Department of Pathology, Institute of Post Graduate Medical Education and Research, Kolkata, West Bengal, India.
Department of Nephrology, Institute of Post Graduate Medical Education and Research, Kolkata, West Bengal, India.
Indian J Pathol Microbiol. 2020 Jul-Sep;63(3):397-404. doi: 10.4103/IJPM.IJPM_995_19.
Systemic lupus erythematosus is an autoimmune multisystem disease with a high predilection for renal involvement. Lupus nephritis develops in 20% to 75% within the first two years. Presentation varies from subnephrotic proteinuria to end-stage renal disease.
To study clinical features, biochemical, and serological parameters and correlate with histological activity and chronicity score [modified National Institute of Health (NIH) score].
Retrospective, cross-sectional, single-center based study in a tertiary care hospital of Eastern India.

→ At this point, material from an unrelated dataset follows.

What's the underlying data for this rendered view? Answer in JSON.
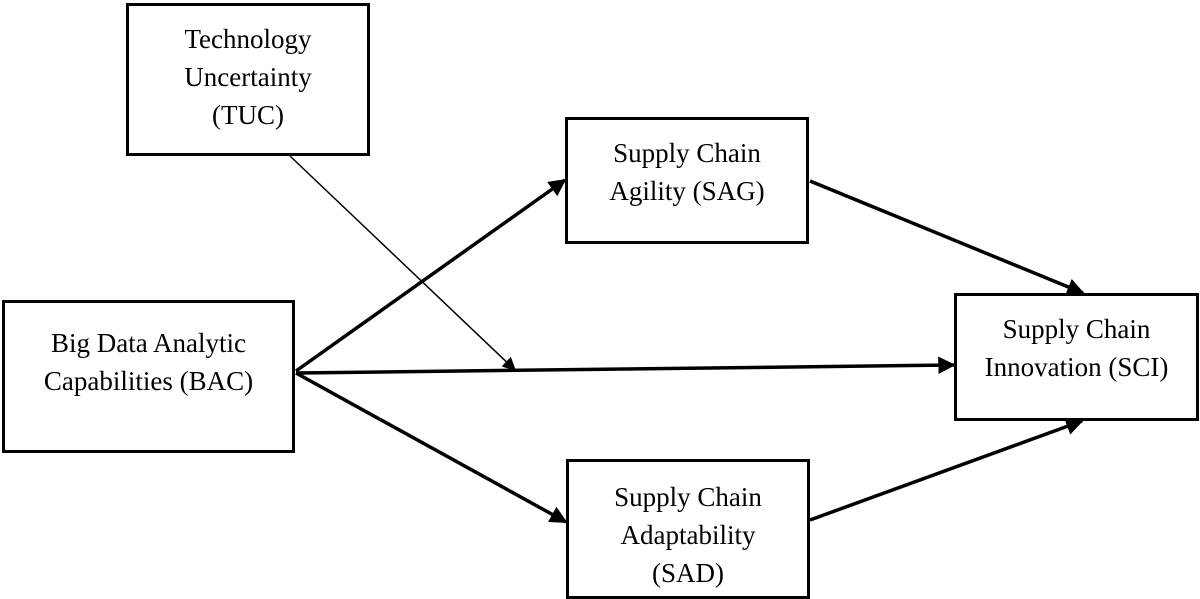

We incuded 36 children with lupus nephritis diagnosed from February 2018 to March 2019. Laboratory data included were complete blood count (CBC), blood glucose, urine analysis, serum urea, creatinine, blood urea nitrogen (BUN), albumin, cholesterol, HBsAg, antihepatitis C virus (HCV) antibody, antistreptolysin O (ASO) titer, antinuclear antibody (ANA), myeloperoxidase antineutrophil cytoplasmic antibody (MPO ANCA), proteinase 3 antineutrophil cytoplasmic antibody (PR3 ANCA), double-stranded DNA (dsDNA), C3, and C4. Clinical parameters were age, sex, blood pressure (BP), skin lesions, arthralgia, edema, obesity. Renal biopsies examined with light microscopy, hematoxylin and eosin (H and E), periodic acid-Schiff (PAS), silver methanamine, Masson's trichrome (MT) stains. Immunofluorescence microscopy done with IgG, IgM, IgA, C3c, C1q, kappa, lambda antibodies.
Kruskal-Wallis and χ tests.
Mean age was 15.12 ± 3.49 and 12.5 ± 1.73 years for lupus nephritis (LN) with activity and LN without activity, respectively. Mean dsDNA was higher and mean C3 was lower (52.35 ± 22.21 mg/dl) in active LN. Mean 24-hour urinary protein was higher in LN without activity. Serum creatinine was raised in active LN. LN class III and IV showed higher activity than chronicity.
Pediatric LN is proliferative and more active as compared with adult counterparts. Activity scores are much higher than chronicity scores.
系统性红斑狼疮是一种自身免疫性多系统疾病,肾脏受累的倾向很高。狼疮肾炎在头两年内发展的比例为 20%至 75%。临床表现从亚肾病范围蛋白尿到终末期肾病不等。
研究临床特征、生化和血清学参数,并与组织学活动和慢性评分[改良的国立卫生研究院(NIH)评分]相关。
这是一项在印度东部一家三级保健医院进行的回顾性、横断面、单中心研究。
我们纳入了 2018 年 2 月至 2019 年 3 月期间诊断为狼疮肾炎的 36 名儿童。实验室数据包括全血细胞计数(CBC)、血糖、尿液分析、血清尿素、肌酐、血尿素氮(BUN)、白蛋白、胆固醇、HBsAg、抗丙型肝炎病毒(HCV)抗体、抗链球菌溶血素 O(ASO)滴度、抗中性粒细胞胞浆抗体(ANCA)、髓过氧化物酶抗中性粒细胞胞浆抗体(MPO-ANCA)、蛋白酶 3 抗中性粒细胞胞浆抗体(PR3-ANCA)、双链 DNA(dsDNA)、C3 和 C4。临床参数包括年龄、性别、血压(BP)、皮肤损伤、关节炎、水肿、肥胖。肾活检行光镜、苏木精和伊红(H 和 E)、过碘酸雪夫(PAS)、银甲胺、马松三色(MT)染色。免疫荧光显微镜检查 IgG、IgM、IgA、C3c、C1q、kappa、lambda 抗体。
Kruskal-Wallis 和 χ 检验。
狼疮肾炎活动组的平均年龄为 15.12±3.49 岁,狼疮肾炎无活动组的平均年龄为 12.5±1.73 岁。dsDNA 均值较高,C3 均值较低(52.35±22.21mg/dl),活动性狼疮肾炎组的均值较高。无活动性狼疮肾炎的 24 小时尿蛋白均值较高。血清肌酐在活动性狼疮肾炎中升高。狼疮肾炎 III 级和 IV 级的活动评分高于慢性评分。
与成人相比,儿科狼疮肾炎为增生性且更活跃。活动评分远高于慢性评分。